Um 1950 wurde Gertrud Gerardi, die erst seit einem Jahr Pressefotografin bei den Nürnberger Nachrichten war, selbst zum Zeitenwende-Motiv: Breitbeinig und im praktischen, für Frauen damals aber noch total verpönten Hosenanzug steht die 35-jährige Bildberichterstatterin auf dem Dach eines in der Königstraße geparkten Opel. Von dort hat ihre Leica freie Sicht auf einen Umzug durch die nach dem Krieg noch immer lückenhaft-traurige Kulisse der Nürnberger Altstadt.

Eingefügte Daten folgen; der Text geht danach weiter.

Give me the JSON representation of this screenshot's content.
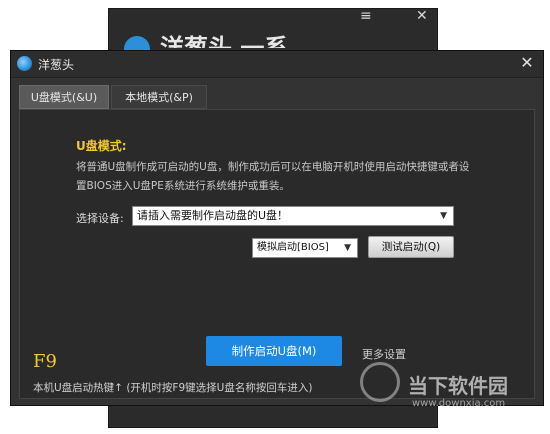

Prophetisch zeigt die Aufnahme, dass hier eine selbstbewusste weibliche Fotografin und eine "Kronzeugin des Wiederaufbaus" am Werk ist. Mit diesen Worten würdigte BR-Journalist Wolfgang Buhl 2002 Gerardi in seinem Nachruf zurecht für zehntausende Fotos, die sie in einem Vierteljahrhundert vom Wieder-Werden der zerstörten Stadt gemacht hatte. Im Internationalen Jahr der Frau 1975 wurde die Fotografin deshalb mit der Bürgermedaille geehrt.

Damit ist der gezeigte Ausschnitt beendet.